Unfortunately things are not so easy. I never wrote the incriminate code. The
code was written by someone on a very old hw with an Mx rtos. Then someone else
ported this software under Linux. Then they gave to me the work of making
things work (because as you can easily imagine nothing worked). And in the
software the pragma pack is written in one header file included by every source
file, so you cannot say, at first sight, that the compiler is packing
everything. This is the very nasty story. I never had such kind of problem
before because, like you suggest, I never use the nasty compiler tools. 
BTW thank you again for your time 

(In reply to Rich Felker from comment #19)

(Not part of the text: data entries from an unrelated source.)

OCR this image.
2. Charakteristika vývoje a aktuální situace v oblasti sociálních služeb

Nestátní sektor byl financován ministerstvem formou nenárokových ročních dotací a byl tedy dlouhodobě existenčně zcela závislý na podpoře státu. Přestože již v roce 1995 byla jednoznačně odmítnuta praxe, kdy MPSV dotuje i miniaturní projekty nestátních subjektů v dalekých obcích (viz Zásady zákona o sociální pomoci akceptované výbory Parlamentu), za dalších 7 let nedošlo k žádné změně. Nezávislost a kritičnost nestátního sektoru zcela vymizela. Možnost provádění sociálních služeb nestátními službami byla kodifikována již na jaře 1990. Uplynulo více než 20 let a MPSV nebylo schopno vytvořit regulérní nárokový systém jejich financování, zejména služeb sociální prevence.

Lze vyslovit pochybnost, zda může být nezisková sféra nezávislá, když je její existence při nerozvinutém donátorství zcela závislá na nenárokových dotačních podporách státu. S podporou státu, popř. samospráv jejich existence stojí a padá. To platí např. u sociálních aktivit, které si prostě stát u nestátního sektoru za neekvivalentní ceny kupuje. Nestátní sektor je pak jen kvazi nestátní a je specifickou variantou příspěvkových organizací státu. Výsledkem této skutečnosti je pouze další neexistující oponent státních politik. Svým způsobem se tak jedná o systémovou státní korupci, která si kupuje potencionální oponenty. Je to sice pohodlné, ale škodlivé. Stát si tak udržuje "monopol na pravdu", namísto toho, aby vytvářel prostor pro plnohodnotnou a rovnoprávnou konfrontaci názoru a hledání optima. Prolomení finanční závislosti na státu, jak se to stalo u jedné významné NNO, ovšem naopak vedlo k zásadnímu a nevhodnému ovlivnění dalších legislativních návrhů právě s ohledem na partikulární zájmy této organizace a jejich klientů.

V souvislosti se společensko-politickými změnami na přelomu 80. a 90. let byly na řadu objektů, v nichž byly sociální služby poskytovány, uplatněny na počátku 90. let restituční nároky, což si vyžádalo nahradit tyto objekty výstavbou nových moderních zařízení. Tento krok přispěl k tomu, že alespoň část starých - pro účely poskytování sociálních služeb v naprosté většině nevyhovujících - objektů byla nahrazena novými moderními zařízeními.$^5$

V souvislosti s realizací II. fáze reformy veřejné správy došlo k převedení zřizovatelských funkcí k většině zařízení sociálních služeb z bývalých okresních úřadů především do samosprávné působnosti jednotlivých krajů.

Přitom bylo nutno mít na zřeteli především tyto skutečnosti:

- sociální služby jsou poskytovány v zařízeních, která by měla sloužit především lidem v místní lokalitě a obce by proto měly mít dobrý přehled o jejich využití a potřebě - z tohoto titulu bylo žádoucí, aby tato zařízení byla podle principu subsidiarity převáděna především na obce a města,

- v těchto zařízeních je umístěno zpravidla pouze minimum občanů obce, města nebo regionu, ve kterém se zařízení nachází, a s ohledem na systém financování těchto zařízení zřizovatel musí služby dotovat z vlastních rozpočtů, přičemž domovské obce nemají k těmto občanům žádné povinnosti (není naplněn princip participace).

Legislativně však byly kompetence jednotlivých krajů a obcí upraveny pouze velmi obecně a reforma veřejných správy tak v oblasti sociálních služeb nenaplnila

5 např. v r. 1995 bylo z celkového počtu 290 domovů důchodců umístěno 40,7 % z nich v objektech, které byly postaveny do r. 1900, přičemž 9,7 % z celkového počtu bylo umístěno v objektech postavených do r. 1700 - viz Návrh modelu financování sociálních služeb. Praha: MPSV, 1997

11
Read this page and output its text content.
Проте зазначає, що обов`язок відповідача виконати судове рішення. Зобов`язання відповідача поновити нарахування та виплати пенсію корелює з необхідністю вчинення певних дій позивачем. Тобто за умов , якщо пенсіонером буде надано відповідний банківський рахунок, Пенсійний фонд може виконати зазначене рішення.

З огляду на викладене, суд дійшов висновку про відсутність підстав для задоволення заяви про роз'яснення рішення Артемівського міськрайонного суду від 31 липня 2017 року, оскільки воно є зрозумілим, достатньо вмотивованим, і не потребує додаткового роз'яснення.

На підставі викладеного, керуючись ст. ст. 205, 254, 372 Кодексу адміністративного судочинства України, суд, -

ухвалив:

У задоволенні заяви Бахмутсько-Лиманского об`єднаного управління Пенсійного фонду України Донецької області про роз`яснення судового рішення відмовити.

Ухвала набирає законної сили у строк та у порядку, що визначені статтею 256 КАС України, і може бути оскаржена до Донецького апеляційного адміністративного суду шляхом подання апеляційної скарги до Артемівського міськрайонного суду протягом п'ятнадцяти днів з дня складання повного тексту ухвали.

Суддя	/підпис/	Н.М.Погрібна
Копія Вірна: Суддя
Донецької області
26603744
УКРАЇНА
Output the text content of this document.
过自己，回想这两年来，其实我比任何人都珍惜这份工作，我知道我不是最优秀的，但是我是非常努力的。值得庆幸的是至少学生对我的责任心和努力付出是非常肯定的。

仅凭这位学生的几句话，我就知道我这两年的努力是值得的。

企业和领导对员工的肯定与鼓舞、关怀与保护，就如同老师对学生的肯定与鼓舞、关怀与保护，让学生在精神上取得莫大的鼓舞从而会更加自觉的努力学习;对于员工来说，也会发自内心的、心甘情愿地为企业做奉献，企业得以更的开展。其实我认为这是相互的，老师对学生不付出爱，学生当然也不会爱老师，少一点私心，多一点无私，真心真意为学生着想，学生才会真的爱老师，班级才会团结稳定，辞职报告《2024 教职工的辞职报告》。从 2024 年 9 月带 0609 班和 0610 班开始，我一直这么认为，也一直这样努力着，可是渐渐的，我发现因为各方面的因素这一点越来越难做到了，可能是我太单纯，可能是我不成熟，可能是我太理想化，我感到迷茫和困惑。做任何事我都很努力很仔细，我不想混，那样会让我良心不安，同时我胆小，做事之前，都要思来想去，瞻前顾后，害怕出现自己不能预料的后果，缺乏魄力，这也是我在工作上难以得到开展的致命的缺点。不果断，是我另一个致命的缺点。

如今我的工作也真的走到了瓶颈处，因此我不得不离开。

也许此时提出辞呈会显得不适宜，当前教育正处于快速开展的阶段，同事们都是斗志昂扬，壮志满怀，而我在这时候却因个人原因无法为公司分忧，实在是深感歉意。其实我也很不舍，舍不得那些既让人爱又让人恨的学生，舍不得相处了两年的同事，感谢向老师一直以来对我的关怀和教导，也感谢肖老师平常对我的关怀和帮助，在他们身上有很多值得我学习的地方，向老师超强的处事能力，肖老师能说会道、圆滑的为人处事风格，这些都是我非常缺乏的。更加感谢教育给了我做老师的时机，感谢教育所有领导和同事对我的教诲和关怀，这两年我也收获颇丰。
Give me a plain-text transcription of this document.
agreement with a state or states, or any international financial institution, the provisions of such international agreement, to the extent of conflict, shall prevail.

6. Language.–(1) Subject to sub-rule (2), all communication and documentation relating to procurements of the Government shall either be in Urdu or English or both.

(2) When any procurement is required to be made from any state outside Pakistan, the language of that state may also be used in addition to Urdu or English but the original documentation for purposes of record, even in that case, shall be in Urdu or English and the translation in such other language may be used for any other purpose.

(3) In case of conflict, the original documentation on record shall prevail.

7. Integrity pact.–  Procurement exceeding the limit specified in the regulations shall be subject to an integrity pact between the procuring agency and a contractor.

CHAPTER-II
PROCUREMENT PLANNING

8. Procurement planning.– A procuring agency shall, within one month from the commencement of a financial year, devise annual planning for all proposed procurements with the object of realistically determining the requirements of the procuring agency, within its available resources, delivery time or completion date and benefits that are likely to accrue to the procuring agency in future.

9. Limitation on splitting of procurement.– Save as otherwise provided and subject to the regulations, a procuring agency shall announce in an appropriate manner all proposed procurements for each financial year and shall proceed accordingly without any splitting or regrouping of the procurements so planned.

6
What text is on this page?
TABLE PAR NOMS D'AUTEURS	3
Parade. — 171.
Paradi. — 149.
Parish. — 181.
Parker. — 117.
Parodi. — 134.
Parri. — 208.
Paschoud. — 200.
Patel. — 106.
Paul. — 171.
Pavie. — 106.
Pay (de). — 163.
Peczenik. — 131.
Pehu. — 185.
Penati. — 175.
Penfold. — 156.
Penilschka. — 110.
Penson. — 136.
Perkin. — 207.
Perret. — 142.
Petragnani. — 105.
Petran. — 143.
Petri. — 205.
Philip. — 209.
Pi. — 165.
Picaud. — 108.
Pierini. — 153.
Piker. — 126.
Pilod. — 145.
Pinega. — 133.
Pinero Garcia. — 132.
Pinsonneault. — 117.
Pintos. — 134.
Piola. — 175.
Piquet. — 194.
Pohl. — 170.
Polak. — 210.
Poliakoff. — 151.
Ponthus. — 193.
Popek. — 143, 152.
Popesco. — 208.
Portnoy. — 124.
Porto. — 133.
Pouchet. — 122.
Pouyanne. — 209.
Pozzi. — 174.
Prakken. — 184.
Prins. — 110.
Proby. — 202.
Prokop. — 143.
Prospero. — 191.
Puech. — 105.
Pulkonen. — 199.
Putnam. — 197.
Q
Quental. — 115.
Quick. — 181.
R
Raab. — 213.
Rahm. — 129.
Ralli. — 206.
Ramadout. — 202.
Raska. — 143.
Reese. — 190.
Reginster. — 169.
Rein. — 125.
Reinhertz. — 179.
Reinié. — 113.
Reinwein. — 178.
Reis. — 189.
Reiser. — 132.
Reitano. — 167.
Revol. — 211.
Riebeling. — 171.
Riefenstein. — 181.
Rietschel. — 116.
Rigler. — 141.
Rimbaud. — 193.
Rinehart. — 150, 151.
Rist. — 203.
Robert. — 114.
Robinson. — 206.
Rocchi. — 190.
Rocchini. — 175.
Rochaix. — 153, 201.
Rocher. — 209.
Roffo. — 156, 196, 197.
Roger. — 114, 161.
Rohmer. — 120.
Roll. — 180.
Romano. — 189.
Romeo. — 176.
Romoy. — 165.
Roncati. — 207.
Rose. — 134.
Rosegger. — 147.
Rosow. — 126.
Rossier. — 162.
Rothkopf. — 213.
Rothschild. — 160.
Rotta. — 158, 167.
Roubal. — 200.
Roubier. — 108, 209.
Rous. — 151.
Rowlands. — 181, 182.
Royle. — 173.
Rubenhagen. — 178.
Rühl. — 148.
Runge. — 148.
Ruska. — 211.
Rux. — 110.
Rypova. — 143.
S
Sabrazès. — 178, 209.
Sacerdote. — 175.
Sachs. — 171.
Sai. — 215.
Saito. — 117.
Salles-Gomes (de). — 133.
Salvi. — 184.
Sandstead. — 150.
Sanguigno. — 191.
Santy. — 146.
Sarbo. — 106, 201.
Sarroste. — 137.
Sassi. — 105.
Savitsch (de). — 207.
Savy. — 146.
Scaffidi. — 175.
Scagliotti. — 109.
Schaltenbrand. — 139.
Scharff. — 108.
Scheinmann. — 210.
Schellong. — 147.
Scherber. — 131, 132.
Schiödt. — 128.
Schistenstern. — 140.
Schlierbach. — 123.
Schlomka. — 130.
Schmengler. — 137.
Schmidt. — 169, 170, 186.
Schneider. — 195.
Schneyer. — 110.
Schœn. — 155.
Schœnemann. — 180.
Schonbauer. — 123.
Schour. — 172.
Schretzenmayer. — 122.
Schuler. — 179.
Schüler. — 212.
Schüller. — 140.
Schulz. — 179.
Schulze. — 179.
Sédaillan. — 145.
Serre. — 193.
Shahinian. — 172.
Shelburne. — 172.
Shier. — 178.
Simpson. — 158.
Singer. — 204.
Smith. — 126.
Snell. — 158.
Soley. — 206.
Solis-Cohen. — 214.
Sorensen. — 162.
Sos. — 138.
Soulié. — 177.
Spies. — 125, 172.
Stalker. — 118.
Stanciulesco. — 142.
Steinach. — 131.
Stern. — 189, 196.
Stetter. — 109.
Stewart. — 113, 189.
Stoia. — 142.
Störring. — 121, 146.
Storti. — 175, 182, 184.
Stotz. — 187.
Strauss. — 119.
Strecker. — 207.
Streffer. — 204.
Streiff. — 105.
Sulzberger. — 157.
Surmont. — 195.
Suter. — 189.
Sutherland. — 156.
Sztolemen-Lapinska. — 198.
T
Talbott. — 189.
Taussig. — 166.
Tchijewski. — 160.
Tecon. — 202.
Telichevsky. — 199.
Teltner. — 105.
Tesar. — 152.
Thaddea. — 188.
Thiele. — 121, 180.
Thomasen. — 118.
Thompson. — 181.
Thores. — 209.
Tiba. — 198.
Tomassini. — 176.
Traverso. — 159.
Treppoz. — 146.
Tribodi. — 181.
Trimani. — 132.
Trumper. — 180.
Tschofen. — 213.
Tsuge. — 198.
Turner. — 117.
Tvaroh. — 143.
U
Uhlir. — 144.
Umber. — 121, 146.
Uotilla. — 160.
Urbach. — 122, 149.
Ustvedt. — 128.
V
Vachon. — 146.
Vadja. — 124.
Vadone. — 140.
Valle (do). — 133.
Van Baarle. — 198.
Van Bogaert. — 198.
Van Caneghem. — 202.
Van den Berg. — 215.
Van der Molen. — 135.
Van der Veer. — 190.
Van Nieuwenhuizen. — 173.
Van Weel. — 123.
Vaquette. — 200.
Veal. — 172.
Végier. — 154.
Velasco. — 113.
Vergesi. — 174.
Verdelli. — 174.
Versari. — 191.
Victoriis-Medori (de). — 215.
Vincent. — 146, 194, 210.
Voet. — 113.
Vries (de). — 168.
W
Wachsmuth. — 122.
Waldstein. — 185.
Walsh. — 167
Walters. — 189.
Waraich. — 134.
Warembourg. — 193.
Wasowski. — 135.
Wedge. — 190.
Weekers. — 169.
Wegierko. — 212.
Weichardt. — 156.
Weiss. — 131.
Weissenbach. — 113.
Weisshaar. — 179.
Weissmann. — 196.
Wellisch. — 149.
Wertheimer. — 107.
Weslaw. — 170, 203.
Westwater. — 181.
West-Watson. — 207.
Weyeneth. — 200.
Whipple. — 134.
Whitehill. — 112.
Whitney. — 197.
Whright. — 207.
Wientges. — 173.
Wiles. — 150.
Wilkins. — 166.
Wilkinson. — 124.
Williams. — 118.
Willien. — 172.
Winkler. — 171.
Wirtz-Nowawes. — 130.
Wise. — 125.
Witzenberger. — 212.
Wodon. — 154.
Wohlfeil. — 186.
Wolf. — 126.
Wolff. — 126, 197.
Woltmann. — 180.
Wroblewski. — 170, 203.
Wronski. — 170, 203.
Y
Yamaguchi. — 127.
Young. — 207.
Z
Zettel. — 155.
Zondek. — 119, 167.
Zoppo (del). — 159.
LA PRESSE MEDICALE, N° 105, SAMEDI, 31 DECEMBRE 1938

> On Wed, Feb 12, 2014 at 11:34:49AM +0000, vinxxe at gmail dot com wrote:
> > the problem is: imagine I have to pack my types to save some memory
> 
> This is a fallacy. Unless you have a very large number of objects, the
> amount of supporting code bloat to access misaligned objects is orders
> of magnitude larger than what you save. Pthread synchronization
> objects are also sufficiently large in themselves that they're going
> to dominate any "waste" from padding. Moreover, if you just order your
> struct members correctly (approximately: from largest to smallest)
> you'll ensure that there is little or no padding.
> 
> > where is written that a pthread_cond_t variable must be 4 byte aligned?
> 
> Nowhere. On a C11 compiler, _Alignof could tell you this, but
> otherwise the alignment requirement is not a documented aspect of the
> interface because it can vary by target and you're supposed to be
> relying on the compiler to align it correctly.
> 
> > I'm just talking about this, a way to avoid or to earlier detect such kind of
> > errors
> 
> Unless you can prove the member in question is aligned, you can simply
> never apply the & operator to any member of a packed structure. The
> best way to avoid doing this is not using packed structures at all.